In multiple industries, such as metal forming and additive manufacturing, the discrepancy between the desired shape and the shape really obtained is significant, which hinders the development of these manufacturing techniques. This is largely due to the complexity of the thermal and mechanical processes involved, resulting in a high computational simulation time.
The aim of this PhD is to significantly reduce this gap by accelerating thermo-mechanical finite element simulations, particularly through the design of a tailored neural network architecture, leveraging theoretical physical knowledge.
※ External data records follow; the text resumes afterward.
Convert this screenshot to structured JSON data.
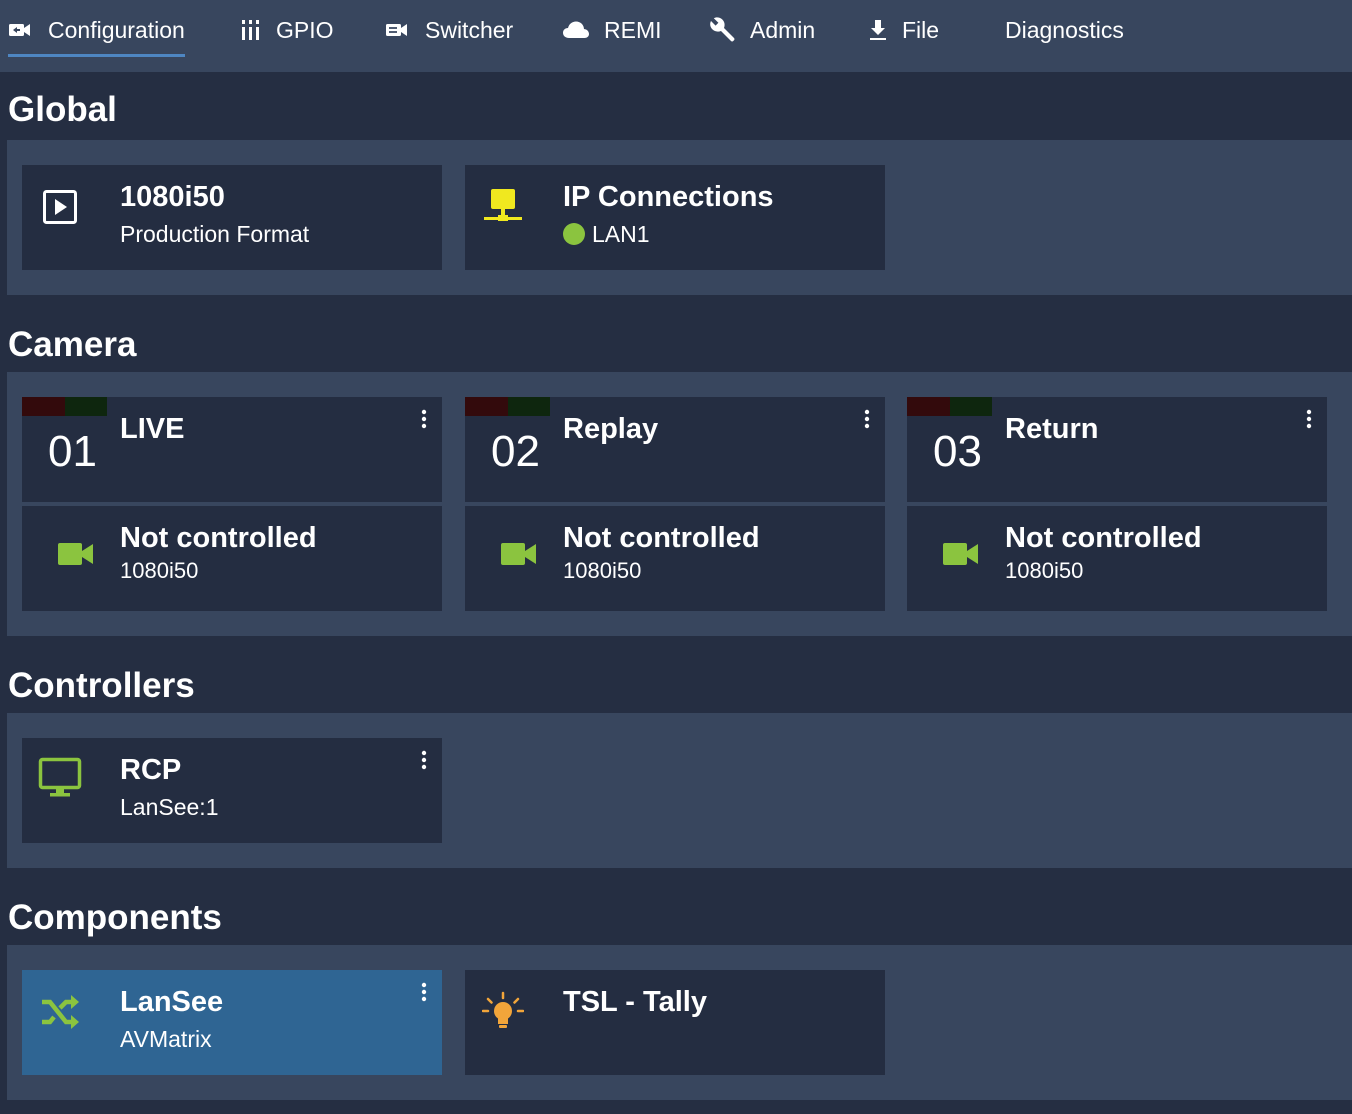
{
  "nav": {
    "items": [
      {
        "label": "Configuration",
        "icon": "camera-switch-icon",
        "active": true
      },
      {
        "label": "GPIO",
        "icon": "gpio-icon",
        "active": false
      },
      {
        "label": "Switcher",
        "icon": "switcher-icon",
        "active": false
      },
      {
        "label": "REMI",
        "icon": "cloud-icon",
        "active": false
      },
      {
        "label": "Admin",
        "icon": "wrench-icon",
        "active": false
      },
      {
        "label": "File",
        "icon": "download-icon",
        "active": false
      },
      {
        "label": "Diagnostics",
        "icon": "",
        "active": false
      }
    ]
  },
  "sections": {
    "global": {
      "title": "Global",
      "cards": [
        {
          "title": "1080i50",
          "subtitle": "Production Format",
          "icon": "play-box-icon"
        },
        {
          "title": "IP Connections",
          "subtitle": "LAN1",
          "icon": "network-icon",
          "status_color": "#8bc43f"
        }
      ]
    },
    "camera": {
      "title": "Camera",
      "cameras": [
        {
          "number": "01",
          "name": "LIVE",
          "control": "Not controlled",
          "format": "1080i50"
        },
        {
          "number": "02",
          "name": "Replay",
          "control": "Not controlled",
          "format": "1080i50"
        },
        {
          "number": "03",
          "name": "Return",
          "control": "Not controlled",
          "format": "1080i50"
        }
      ]
    },
    "controllers": {
      "title": "Controllers",
      "cards": [
        {
          "title": "RCP",
          "subtitle": "LanSee:1",
          "icon": "monitor-icon"
        }
      ]
    },
    "components": {
      "title": "Components",
      "cards": [
        {
          "title": "LanSee",
          "subtitle": "AVMatrix",
          "icon": "shuffle-icon",
          "selected": true
        },
        {
          "title": "TSL - Tally",
          "subtitle": "",
          "icon": "lightbulb-icon"
        }
      ]
    }
  },
  "colors": {
    "background": "#252e42",
    "panel": "#38465e",
    "card": "#242d41",
    "selected_card": "#2f6593",
    "accent_green": "#8bc43f",
    "accent_yellow": "#f0e81f",
    "accent_orange": "#f2a53a",
    "nav_underline": "#4e86c2"
  }
}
To achieve this, the thesis will benefit from a favorable ecosystem at both the LMS of École Polytechnique and CEA List: internally developed PlastiNN architecture (patent pending), existing mechanical databases, FactoryIA supercomputer, DGX systems, and 3D printing machines. The first step will be to extent the databases already generated from finite element simulations to the thermo-mechanical framework, then adapt the internally developed PlastiNN architecture to these simulations, and finally implement them.
The ultimate goal of the PhD is to demonstrate the acceleration of finite element simulations on real cases: firstly, through the implementation of feedback during metal printing via temperature field measurement to reduce the gap between the desired and manufactured geometry, and secondly, through the development of a forging control tool that achieves the desired geometry from an initial geometry. Both applications will rely on an optimization procedure made feasible by the acceleration of thermo-mechanical simulations.